Daikin sta progettando un complesso tecnologico all’avanguardia a Gand, in Belgio

Milano, 10 dicembre 2020 – Daikin Europe N.V (DENV), la filiale europea di Daikin Industries Ltd., ha scelto la città di Gand (in Belgio) come nuova sede per la costruzione di un nuovo centro di ricerca e sviluppo EMEA.

L’Unione Europea è tra i pionieri per quanto concerne le iniziative legate alla carbon neutrality, non ultimo il piano legato al Green Deal europeo (per accelerare il processo di decarbonizzazione). È esattamente in questa area che l’EDC (European Development Center) gioca un ruolo speciale attraverso costanti sforzi in ricerca e sviluppo tecnologico, lavorando a soluzioni che garantiscano efficienza energetica elevata in alternativa alle tradizionali soluzioni di riscaldamento, come le nuove pompe di calore e le soluzioni innovative per la catena del freddo (prodotti alimentari e farmaceutici).

EDC necessita di una capacità aggiuntiva, camere per effettuare test e strutture più ampie di ricerca, equipaggiate con tecnologie d’avanguardia. Nella seconda metà del 2021 è dunque programmata la costruzione di un complesso d’avanguardia che sarà situato presso l’università di Gand all’interno del Wetenschap Park Site. Il nuovo e più ampio centro di ricerca è molto importante anche per DENV, con un occhio teso ai nuovi sviluppi tecnologici.

Necessità di strutture aggiuntive

Dalla fondazione del centro di sviluppo di Ostenda avvenuta nel 2012, la piattaforma di ricerca europea ha subito una forte espansione contando centri satellite a Gand, Plzen (Repubblica Ceca), Güglingen (Germania) e Hendek (Turchia).

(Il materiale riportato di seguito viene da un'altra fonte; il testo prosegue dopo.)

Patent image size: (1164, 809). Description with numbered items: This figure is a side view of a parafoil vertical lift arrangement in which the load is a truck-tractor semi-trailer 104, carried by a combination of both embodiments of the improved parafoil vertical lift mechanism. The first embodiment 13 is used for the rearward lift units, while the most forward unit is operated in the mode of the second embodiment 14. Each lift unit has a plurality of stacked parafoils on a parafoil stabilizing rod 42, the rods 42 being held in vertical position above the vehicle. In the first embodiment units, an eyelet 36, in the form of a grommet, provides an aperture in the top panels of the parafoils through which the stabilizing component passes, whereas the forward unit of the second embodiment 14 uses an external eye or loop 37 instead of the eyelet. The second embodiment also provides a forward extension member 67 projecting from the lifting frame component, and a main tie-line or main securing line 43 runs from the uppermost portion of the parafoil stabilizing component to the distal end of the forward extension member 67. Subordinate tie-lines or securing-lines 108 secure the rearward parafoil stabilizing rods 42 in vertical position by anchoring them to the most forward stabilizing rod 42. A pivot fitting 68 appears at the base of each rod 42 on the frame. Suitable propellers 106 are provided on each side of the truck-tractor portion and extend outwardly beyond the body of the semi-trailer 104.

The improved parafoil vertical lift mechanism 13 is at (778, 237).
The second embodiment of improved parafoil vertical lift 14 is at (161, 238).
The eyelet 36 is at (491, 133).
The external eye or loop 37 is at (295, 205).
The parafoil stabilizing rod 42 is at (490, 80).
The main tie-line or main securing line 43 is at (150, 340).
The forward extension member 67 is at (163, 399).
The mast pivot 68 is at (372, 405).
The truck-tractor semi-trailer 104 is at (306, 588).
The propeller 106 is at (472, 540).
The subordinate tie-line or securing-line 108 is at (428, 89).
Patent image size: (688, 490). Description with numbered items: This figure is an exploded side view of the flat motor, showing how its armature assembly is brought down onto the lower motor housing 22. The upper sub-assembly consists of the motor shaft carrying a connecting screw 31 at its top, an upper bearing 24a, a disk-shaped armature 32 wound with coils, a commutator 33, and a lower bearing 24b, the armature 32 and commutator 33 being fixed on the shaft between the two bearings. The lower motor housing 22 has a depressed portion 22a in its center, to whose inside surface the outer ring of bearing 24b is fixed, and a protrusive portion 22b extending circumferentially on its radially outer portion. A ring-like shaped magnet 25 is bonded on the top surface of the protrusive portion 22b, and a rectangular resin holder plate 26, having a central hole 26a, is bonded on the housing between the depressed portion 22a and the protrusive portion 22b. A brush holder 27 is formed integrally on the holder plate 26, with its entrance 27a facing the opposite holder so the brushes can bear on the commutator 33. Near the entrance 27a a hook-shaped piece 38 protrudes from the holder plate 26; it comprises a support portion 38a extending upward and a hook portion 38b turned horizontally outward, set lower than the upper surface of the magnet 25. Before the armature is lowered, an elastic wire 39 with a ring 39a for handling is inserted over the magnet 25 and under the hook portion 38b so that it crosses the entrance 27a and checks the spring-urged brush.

Kazuhide Mizutani, General manager EDC: “Attualmente stiamo lavorando con quasi 220 impiegati in ricerca e sviluppo nelle filiali di Gand e Ostenda. Questo rappresenta un aumento del 140% dalla fondazione del centro EDC nel 2012. Da questa start-up, abbiamo espanso le nostre infrastrutture di ricerca e costruito nuove camere da test per controllare la temperatura. Tutto ciò è dovuto alla crescente domanda di soluzioni energeticamente efficienti alternative ai tradizionali sistemi di riscaldamento. Se vogliamo essere al passo con i bisogni del mercato e gli obiettivi ambientali dell’Europa è doverosa un’ulteriore crescita”.